Walker retired a year later and attracted the ire of Prop. 8 proponents by playing a clip of the trial in a February 2011 lecture at the University of Arizona. Proposition backers sued, but U.S. District Judge James Ware lifted that seal in 2011, finding no compelling reason to keep the recordings private in light of the public’s right to access.

The Ninth Circuit disagreed, ruling in 2012 that Walker had made a solemn commitment to both sides that the trial recordings would not be publicly broadcast.

"Had Chief Judge Ware properly understood Chief Judge Walker’s statements as commitments to the parties, and had he recognized those commitments as binding obligations and constraints on his own discretion, he could have arrived at only one conclusion that is logical, plausible, and consistent with the record: to preserve the integrity of the judicial system, the recording must remain under seal,” Judge Stephen Reinhardt wrote for the unanimous three-judge panel.

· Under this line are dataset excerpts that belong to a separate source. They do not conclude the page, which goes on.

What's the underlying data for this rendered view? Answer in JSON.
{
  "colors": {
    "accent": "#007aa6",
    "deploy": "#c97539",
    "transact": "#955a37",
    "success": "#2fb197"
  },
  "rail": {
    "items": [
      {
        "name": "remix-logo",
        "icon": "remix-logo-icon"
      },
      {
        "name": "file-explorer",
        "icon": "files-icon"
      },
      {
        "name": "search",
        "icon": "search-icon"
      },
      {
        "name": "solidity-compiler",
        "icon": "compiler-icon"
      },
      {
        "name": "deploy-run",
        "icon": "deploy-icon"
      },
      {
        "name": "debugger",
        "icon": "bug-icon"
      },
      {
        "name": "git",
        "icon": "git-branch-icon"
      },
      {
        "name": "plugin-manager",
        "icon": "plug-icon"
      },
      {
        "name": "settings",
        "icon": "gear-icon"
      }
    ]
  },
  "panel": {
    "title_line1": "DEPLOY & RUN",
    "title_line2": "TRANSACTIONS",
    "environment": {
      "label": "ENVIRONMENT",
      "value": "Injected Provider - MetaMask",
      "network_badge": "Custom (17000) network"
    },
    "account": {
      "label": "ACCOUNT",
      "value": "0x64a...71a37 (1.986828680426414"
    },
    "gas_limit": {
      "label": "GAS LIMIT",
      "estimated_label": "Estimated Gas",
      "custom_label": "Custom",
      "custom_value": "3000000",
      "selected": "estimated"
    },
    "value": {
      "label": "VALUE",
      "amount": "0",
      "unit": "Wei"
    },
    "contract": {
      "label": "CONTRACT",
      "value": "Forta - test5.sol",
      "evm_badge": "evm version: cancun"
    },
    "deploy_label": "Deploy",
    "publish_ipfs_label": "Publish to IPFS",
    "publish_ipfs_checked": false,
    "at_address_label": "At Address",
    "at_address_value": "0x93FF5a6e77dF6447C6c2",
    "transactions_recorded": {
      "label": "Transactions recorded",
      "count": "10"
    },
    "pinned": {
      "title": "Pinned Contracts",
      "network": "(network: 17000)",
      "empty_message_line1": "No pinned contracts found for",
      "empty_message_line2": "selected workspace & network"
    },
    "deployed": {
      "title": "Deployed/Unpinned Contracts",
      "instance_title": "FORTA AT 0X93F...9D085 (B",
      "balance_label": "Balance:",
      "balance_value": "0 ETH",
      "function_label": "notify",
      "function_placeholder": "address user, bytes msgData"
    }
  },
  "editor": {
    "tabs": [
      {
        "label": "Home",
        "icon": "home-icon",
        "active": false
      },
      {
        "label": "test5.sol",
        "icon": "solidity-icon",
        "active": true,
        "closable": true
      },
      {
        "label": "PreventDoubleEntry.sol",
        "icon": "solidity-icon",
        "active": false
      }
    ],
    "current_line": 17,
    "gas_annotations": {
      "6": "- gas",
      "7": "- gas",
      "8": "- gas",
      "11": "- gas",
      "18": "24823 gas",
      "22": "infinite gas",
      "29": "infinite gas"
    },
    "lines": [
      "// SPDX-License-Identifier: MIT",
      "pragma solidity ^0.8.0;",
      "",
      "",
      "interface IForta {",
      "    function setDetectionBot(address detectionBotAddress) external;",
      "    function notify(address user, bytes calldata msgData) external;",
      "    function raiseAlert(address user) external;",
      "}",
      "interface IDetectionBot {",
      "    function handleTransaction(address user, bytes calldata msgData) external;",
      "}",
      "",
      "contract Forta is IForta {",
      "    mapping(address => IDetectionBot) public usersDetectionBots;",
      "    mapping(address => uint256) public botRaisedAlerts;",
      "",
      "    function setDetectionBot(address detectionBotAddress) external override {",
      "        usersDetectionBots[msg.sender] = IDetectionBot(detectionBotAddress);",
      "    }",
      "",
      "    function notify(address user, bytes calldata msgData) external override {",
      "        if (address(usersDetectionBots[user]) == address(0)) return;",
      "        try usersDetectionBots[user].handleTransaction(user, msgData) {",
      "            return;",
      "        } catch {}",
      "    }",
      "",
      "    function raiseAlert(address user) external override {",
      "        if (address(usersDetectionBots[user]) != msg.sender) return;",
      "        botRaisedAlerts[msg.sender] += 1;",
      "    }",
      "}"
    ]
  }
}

With the backing of 36 media organizations, KQED moved to unseal the recordings in 2017, arguing that the educational benefits of releasing the videos, along with the public’s right to government records, should override the court’s 10-year sealing requirement.

Orrick took over the case after Ware’s retirement.

On Wednesday, Prop. 8 proponents urged him to keep the tapes under seal, saying they relied on Walker’s promise that they would not be released.

This premise didn’t seem strong enough for Orrick.

“The judicial integrity argument that you're resting on bears less and less weight as time goes on,” he told John Ohlendorf, counsel for the Prop. 8 backers.

Ohlendorf, an attorney with Cooper and Kirk PLLC, said his clients would never have agreed to allow the trial to be recorded if they had known the seal had an expiration date.

“If he had made clear his promise was good for 10 years only, we would have taken immediate action to appeal,” Ohlendorf said. “The only reason this recording exists in the first place is we accepted Judge Walker's promise that it would never be disclosed.”

Attorney Chris Dusseault with Gibson Dunn, who represents the couples, said Ohlendorf’s colleague David Thompson told the Ninth Circuit at a 2011 hearing over the tapes that he understood that the seal would last 10 years.

This was in response to a question from Judge Michael Daly Hawkins about whether Thompson was “under the impression these tapes would be forever sealed.”

Dusseault said this admission was not an aside, as Ohlendorf described it.

“This was counsel informing the Ninth Circuit of what their understanding was at the time,’ Dusseault said. “We believe it's a judicial admission but even if not, it's something extremely probative and undermines their current position.”

Orrick took the arguments under submission, but said, “The reasoning from my January 2018 order is sound. I still think so.”